Clogged oil tank screen. As with the oil system filter, it gradually becomes clogged with fine debris and slag (often this slag is formed as a result of washing the engine in various inappropriate ways).

Clogged oil filters, not changed in time. A dirty filter causes the oil pump to exert significant stress, leading to partial or even complete wear.

Defective oil pump pressure relief valve. Usually, the piston and spring included in its design fail.

Wear of the working surfaces (blades, grooves, axles) of the oil pump gears.

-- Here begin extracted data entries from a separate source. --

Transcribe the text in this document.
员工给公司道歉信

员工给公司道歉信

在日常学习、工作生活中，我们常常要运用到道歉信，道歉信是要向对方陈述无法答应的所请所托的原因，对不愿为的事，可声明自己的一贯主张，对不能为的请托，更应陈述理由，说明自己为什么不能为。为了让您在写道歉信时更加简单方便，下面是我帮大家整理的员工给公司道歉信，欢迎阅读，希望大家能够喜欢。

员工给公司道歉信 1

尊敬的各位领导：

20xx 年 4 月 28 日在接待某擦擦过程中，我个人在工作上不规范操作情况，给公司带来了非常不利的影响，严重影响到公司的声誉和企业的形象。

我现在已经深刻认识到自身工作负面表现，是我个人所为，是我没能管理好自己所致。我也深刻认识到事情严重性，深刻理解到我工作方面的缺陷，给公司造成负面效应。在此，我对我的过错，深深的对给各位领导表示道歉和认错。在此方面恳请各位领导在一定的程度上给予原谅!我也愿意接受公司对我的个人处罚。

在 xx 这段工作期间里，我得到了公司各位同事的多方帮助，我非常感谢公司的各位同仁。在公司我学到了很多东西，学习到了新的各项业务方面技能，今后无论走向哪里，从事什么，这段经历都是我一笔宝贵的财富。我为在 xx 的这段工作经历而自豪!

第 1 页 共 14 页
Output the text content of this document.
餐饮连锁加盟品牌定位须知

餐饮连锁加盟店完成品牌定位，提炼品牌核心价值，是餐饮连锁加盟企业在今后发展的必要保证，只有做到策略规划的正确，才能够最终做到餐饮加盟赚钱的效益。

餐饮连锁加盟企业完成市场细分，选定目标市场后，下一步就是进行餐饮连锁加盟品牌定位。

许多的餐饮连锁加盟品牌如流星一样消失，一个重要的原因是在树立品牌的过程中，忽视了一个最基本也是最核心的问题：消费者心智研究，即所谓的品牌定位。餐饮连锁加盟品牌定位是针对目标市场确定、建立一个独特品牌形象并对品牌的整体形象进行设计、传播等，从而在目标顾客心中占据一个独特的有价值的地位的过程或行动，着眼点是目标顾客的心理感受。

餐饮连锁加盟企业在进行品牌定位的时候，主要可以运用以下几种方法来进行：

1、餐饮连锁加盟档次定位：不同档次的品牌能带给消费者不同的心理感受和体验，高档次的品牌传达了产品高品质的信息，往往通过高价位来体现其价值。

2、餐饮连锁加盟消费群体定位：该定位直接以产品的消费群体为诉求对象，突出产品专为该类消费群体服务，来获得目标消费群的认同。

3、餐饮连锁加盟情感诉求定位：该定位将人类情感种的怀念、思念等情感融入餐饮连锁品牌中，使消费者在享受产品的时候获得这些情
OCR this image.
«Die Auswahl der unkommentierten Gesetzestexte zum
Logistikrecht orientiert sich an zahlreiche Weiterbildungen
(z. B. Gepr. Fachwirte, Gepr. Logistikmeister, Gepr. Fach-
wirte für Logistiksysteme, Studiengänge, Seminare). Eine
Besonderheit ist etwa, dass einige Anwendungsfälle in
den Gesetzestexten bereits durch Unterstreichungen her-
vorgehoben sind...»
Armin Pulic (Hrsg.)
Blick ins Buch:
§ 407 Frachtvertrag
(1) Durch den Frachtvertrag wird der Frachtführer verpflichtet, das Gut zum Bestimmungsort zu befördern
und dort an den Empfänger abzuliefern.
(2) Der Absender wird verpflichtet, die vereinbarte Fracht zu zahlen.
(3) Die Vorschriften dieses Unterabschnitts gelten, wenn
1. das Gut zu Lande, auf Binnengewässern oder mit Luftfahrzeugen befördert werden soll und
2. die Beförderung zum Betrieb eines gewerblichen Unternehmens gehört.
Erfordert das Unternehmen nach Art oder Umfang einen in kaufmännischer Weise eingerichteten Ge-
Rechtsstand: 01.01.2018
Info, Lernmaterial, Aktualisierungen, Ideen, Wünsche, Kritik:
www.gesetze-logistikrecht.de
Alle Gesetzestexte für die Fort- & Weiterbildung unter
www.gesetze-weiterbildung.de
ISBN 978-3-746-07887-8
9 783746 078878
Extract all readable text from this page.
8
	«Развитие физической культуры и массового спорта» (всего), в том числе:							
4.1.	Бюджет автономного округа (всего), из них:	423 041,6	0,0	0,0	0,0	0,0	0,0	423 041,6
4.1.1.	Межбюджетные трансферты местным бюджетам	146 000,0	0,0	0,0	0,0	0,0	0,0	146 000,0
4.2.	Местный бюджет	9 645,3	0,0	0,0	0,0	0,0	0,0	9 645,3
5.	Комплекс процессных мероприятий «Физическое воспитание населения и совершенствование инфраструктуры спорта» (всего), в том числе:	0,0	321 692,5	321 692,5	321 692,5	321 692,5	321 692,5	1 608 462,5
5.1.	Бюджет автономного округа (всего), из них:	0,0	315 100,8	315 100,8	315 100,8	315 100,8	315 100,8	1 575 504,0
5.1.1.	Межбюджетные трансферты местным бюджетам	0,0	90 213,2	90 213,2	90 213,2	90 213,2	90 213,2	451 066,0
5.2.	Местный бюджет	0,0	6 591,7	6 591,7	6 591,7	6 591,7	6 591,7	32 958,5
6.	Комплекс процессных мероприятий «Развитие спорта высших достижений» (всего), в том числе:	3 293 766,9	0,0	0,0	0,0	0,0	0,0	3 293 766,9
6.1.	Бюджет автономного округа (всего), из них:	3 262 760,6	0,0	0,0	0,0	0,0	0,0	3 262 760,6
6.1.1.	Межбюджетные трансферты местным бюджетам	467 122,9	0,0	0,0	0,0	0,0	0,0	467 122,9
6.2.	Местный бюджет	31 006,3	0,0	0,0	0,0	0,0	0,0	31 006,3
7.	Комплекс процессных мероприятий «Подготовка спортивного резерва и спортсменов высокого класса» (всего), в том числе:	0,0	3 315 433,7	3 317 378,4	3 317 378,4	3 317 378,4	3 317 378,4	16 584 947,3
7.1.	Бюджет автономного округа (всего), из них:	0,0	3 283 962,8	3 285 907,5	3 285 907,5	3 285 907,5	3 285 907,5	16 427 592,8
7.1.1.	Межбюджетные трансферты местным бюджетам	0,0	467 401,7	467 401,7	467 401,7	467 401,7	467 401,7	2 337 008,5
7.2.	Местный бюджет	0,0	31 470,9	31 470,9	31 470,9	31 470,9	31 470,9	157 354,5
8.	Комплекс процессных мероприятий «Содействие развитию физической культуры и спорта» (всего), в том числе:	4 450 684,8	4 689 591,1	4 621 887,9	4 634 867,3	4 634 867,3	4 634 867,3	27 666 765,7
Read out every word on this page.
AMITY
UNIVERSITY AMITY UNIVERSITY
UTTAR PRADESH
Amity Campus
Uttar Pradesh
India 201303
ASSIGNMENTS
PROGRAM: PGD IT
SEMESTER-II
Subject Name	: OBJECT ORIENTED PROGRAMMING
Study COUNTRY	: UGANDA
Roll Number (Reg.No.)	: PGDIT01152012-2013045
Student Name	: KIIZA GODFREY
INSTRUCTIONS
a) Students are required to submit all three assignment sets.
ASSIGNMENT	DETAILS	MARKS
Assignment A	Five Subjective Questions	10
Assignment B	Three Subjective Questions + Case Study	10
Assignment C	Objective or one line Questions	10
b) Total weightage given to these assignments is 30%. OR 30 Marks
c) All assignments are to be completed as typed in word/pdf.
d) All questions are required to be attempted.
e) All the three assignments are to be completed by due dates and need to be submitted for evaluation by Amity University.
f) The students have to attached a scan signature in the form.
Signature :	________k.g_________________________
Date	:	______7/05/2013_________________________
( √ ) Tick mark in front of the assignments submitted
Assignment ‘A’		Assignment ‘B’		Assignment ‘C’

It happens both due to the long operating time and the failure to change the oil at the intervals prescribed in the car manual or when problems occur.

Use of dirty or improper or low-quality engine oil.

Whether it is a partial or total failure of the oil pump, it is necessary to carry out a detailed check. Thus, following this inspection, it may be necessary to repair or even completely replace the pump.

Tips from Car Mechanics

It is very important not to ignore the symptoms that can indicate the failure of the oil pump, regardless of the engine that your car has. But more important than treating is to prevent any problems. And although it may sound complicated, there are only a few things that, done regularly and conscientiously, can help you have a “healthy” oil pump for as long as possible.

So, the most important things to keep in mind to avoid a faulty oil pump are:

  1. Maintenance of the corrugated lubrication system – this translates into the regular washing of the pump and installation.
  2. Change the filters as often as necessary.
  3. Use of appropriate and quality filters.
  4. Carrying out oil changes within the deadlines set by the manufacturer.
  5. Periodic checking of the oil with the dipstick, to see the stage the oil is in, both in terms of level and quality. A black oil must be changed because it will increase wear.
  6. Do not fill the level with any type of oil other than the usual one because their components react.
  7. Use of appropriate diesel/benzine oils.
  8. Use of quality oils.

If you are unable to perform these recommended operations, contact an authorized car mechanic.